The shape of the news operation remains a question. The publication strategy of The Plain Dealer, and whether it will remain a home-delivered daily, was not part of negotiations.

Terrance Egger, publisher of The Plain Dealer, said the agreement gives the company the latitude it needs to move assertively into an era where news is delivered across a variety of platforms.

"It give some certainty to the Guild," he said, "but it also gives the entire company and the Cleveland market the flexibility to be able to deal with a rapidly changing digital future."

Egger said no decisions have been reached for the publishing schedule of The Plain Dealer, which is owned by Advance Publications of New York.

In recent months, Advance has announced plans to end daily home delivery in many of the markets where it owns the major newspaper, including New Orleans, Syracuse, N.Y., and Harrisburg, Pa. Others newspapers have made similar moves, moving toward an online-first strategy as print advertising has declined and readers have shifted toward electronic news.

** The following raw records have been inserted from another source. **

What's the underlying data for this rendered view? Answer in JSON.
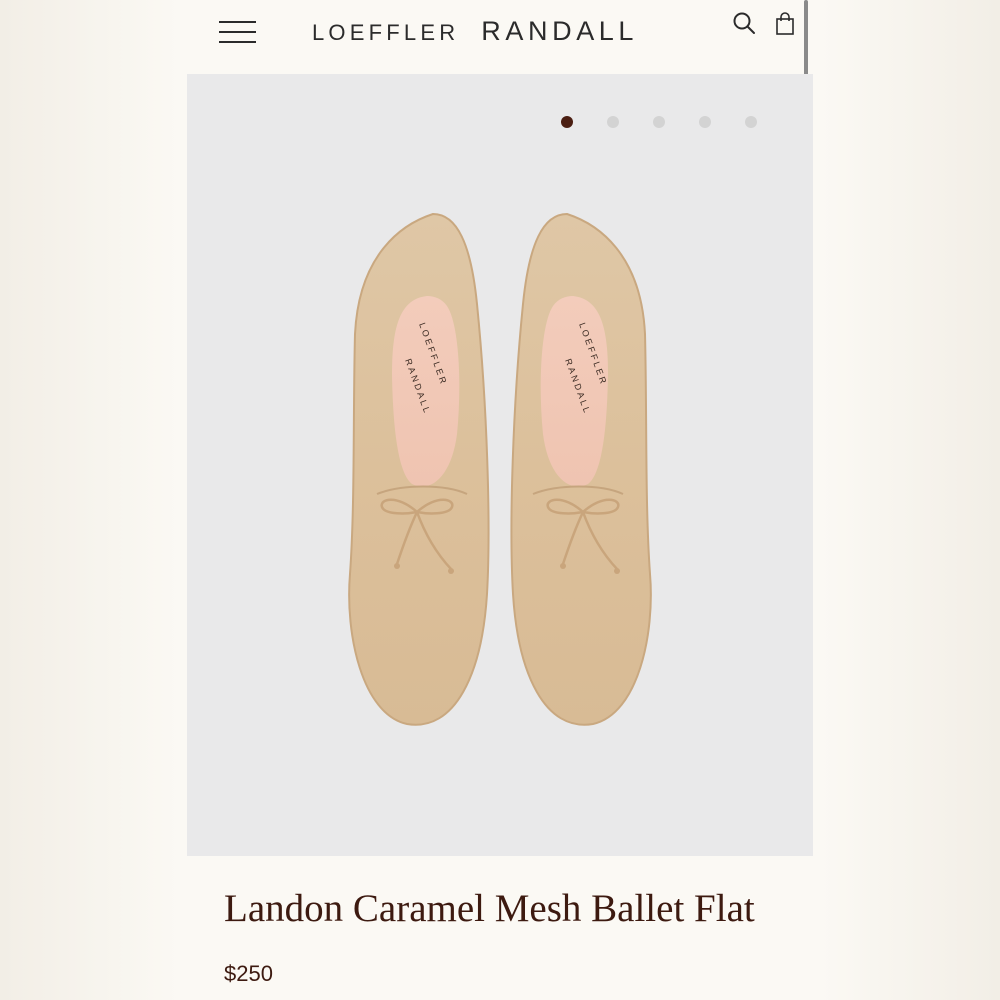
{
  "header": {
    "brand_first": "LOEFFLER",
    "brand_second": "RANDALL"
  },
  "icons": {
    "menu": "hamburger-menu-icon",
    "search": "search-icon",
    "cart": "shopping-bag-icon"
  },
  "carousel": {
    "slide_count": 5,
    "active_slide": 1
  },
  "product_image": {
    "insole_brand_first": "LOEFFLER",
    "insole_brand_second": "RANDALL"
  },
  "product": {
    "title": "Landon Caramel Mesh Ballet Flat",
    "price": "$250"
  },
  "colors": {
    "accent": "#4b1e12",
    "text": "#3d1a10",
    "hero_bg": "#e9e9ea",
    "shoe": "#dcc19c",
    "insole": "#f1c9b8"
  }
}
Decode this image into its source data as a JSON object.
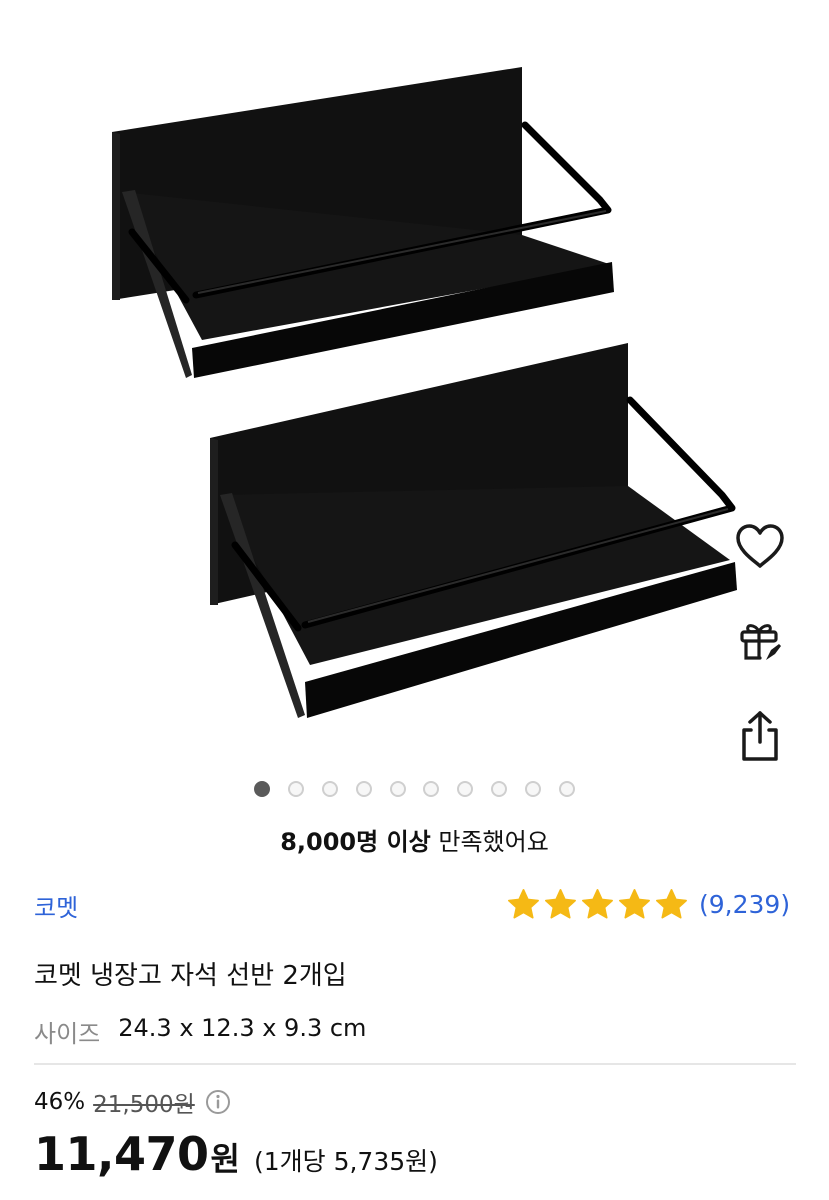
{
  "gallery": {
    "image_subject": "two black magnetic shelves",
    "total_images": 10,
    "active_index": 0
  },
  "actions": {
    "like_icon": "heart-icon",
    "gift_icon": "gift-icon",
    "share_icon": "share-icon"
  },
  "satisfaction": {
    "highlight": "8,000명 이상",
    "suffix": "만족했어요"
  },
  "product": {
    "brand": "코멧",
    "title": "코멧 냉장고 자석 선반 2개입",
    "option_label": "사이즈",
    "option_value": "24.3 x 12.3 x 9.3 cm"
  },
  "rating": {
    "stars": 5,
    "max_stars": 5,
    "review_count": "(9,239)"
  },
  "pricing": {
    "discount_rate": "46%",
    "original_price": "21,500원",
    "sale_price": "11,470",
    "currency": "원",
    "unit_price": "(1개당 5,735원)"
  },
  "colors": {
    "link": "#2e63d8",
    "star": "#f5b915",
    "active_dot": "#5a5a5a",
    "inactive_dot": "#cfcfcf"
  }
}
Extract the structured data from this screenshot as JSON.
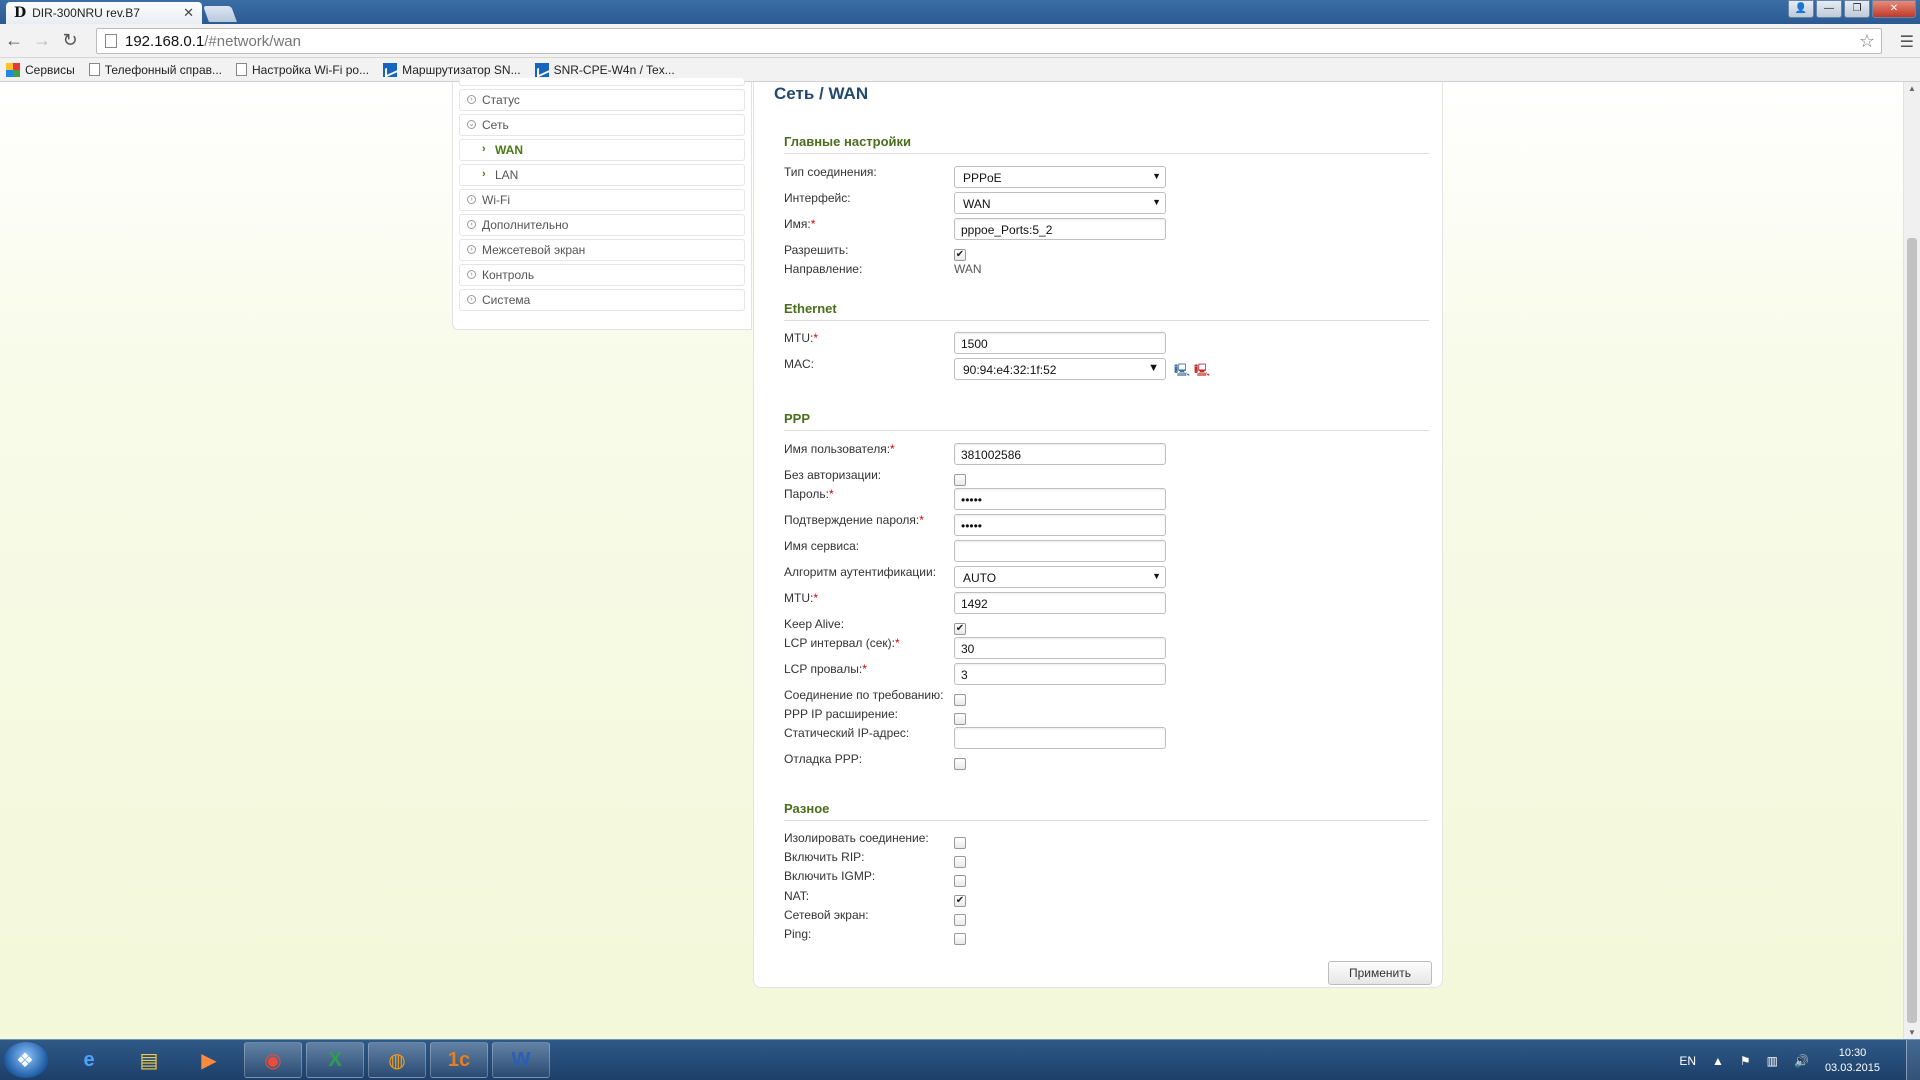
{
  "browser": {
    "tab_title": "DIR-300NRU rev.B7",
    "tab_logo": "D",
    "url_host": "192.168.0.1",
    "url_path": "/#network/wan"
  },
  "bookmarks": [
    {
      "label": "Сервисы",
      "icon": "apps-icon"
    },
    {
      "label": "Телефонный справ...",
      "icon": "page-icon"
    },
    {
      "label": "Настройка Wi-Fi ро...",
      "icon": "page-icon"
    },
    {
      "label": "Маршрутизатор SN...",
      "icon": "chart-icon"
    },
    {
      "label": "SNR-CPE-W4n / Tex...",
      "icon": "chart-icon"
    }
  ],
  "sidebar": {
    "items": [
      {
        "label": "Статус",
        "type": "top",
        "active": false
      },
      {
        "label": "Сеть",
        "type": "top",
        "active": false,
        "expanded": true
      },
      {
        "label": "WAN",
        "type": "sub",
        "active": true
      },
      {
        "label": "LAN",
        "type": "sub",
        "active": false
      },
      {
        "label": "Wi-Fi",
        "type": "top",
        "active": false
      },
      {
        "label": "Дополнительно",
        "type": "top",
        "active": false
      },
      {
        "label": "Межсетевой экран",
        "type": "top",
        "active": false
      },
      {
        "label": "Контроль",
        "type": "top",
        "active": false
      },
      {
        "label": "Система",
        "type": "top",
        "active": false
      }
    ]
  },
  "main": {
    "title": "Сеть /  WAN",
    "sections": {
      "general": {
        "title": "Главные настройки",
        "connection_type_label": "Тип соединения:",
        "connection_type_value": "PPPoE",
        "interface_label": "Интерфейс:",
        "interface_value": "WAN",
        "name_label": "Имя:",
        "name_value": "pppoe_Ports:5_2",
        "enable_label": "Разрешить:",
        "enable_checked": true,
        "direction_label": "Направление:",
        "direction_value": "WAN"
      },
      "ethernet": {
        "title": "Ethernet",
        "mtu_label": "MTU:",
        "mtu_value": "1500",
        "mac_label": "MAC:",
        "mac_value": "90:94:e4:32:1f:52"
      },
      "ppp": {
        "title": "PPP",
        "username_label": "Имя пользователя:",
        "username_value": "381002586",
        "no_auth_label": "Без авторизации:",
        "no_auth_checked": false,
        "password_label": "Пароль:",
        "password_value": "•••••",
        "password_confirm_label": "Подтверждение пароля:",
        "password_confirm_value": "•••••",
        "service_name_label": "Имя сервиса:",
        "service_name_value": "",
        "auth_algo_label": "Алгоритм аутентификации:",
        "auth_algo_value": "AUTO",
        "mtu_label": "MTU:",
        "mtu_value": "1492",
        "keepalive_label": "Keep Alive:",
        "keepalive_checked": true,
        "lcp_interval_label": "LCP интервал (сек):",
        "lcp_interval_value": "30",
        "lcp_fails_label": "LCP провалы:",
        "lcp_fails_value": "3",
        "on_demand_label": "Соединение по требованию:",
        "on_demand_checked": false,
        "ppp_ip_ext_label": "PPP IP расширение:",
        "ppp_ip_ext_checked": false,
        "static_ip_label": "Статический IP-адрес:",
        "static_ip_value": "",
        "ppp_debug_label": "Отладка PPP:",
        "ppp_debug_checked": false
      },
      "misc": {
        "title": "Разное",
        "isolate_label": "Изолировать соединение:",
        "isolate_checked": false,
        "rip_label": "Включить RIP:",
        "rip_checked": false,
        "igmp_label": "Включить IGMP:",
        "igmp_checked": false,
        "nat_label": "NAT:",
        "nat_checked": true,
        "firewall_label": "Сетевой экран:",
        "firewall_checked": false,
        "ping_label": "Ping:",
        "ping_checked": false
      }
    },
    "apply_label": "Применить",
    "required_mark": "*"
  },
  "taskbar": {
    "lang": "EN",
    "time": "10:30",
    "date": "03.03.2015",
    "apps": [
      "ie-icon",
      "explorer-icon",
      "media-player-icon",
      "chrome-icon",
      "excel-icon",
      "app-icon",
      "1c-icon",
      "word-icon"
    ]
  }
}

Hoping to preserve the daily publication, the Guild last month launched a "Save The Plain Dealer" campaign, asking readers and community leaders to voice their support.

"At this point, candidly, we will begin in earnest a more full planning process," Egger said. "We've seen what happened in other [Advance] markets. The final plan for the Cleveland market hasn't been determined yet.

"There's no set timeline," he added. "But I would say in the next two or three months we should know."

Guild leaders were not optimistic the newspaper would survive as a daily or that quality will be a hallmark of the new approach.

"We are going to see a greatly diminished news staff," said Harlan Spector, a Plain Dealer reporter and president of Local One of the Northeast Ohio Newspaper Guild. "I think it will have a devastating impact on our ability to cover the community as it deserves to be covered."

The agreement, which Guild members approved by secret ballot Tuesday afternoon, replaces a no-layoff pledge that had protected Guild jobs for 31/2 years. In exchange for that job security, Guild members in 2009 accepted a 12 percent pay cut.

As part of the new agreement, which extends a current collective bargaining agreement, about 8 percent of the lost pay will be restored and the company will contribute more money to the Guild's health and pension plans.

The company also agreed to bolster its severance offering to laid-off workers, in part, by extending health care coverage for a period of time. After the 35 percent staff reduction, the Guild will face just one more modest downsizing over the next six years.

The company, meanwhile, gained flexibility it says it needs. Under the agreement, work can flow freely between The Plain Dealer and cleveland.com, an affiliate owned by Advance. Most significantly, the stories of non-union staff working for cleveland.com can be published in The Plain Dealer.

"This agreement ensures the Guild perseveres into the future, at least the foreseeable future," said Rollie Dreussi, the executive secretary of the newspaper guild. "While we're saddened by the loss of members, from the union standpoint, we did the best we could to take care of them."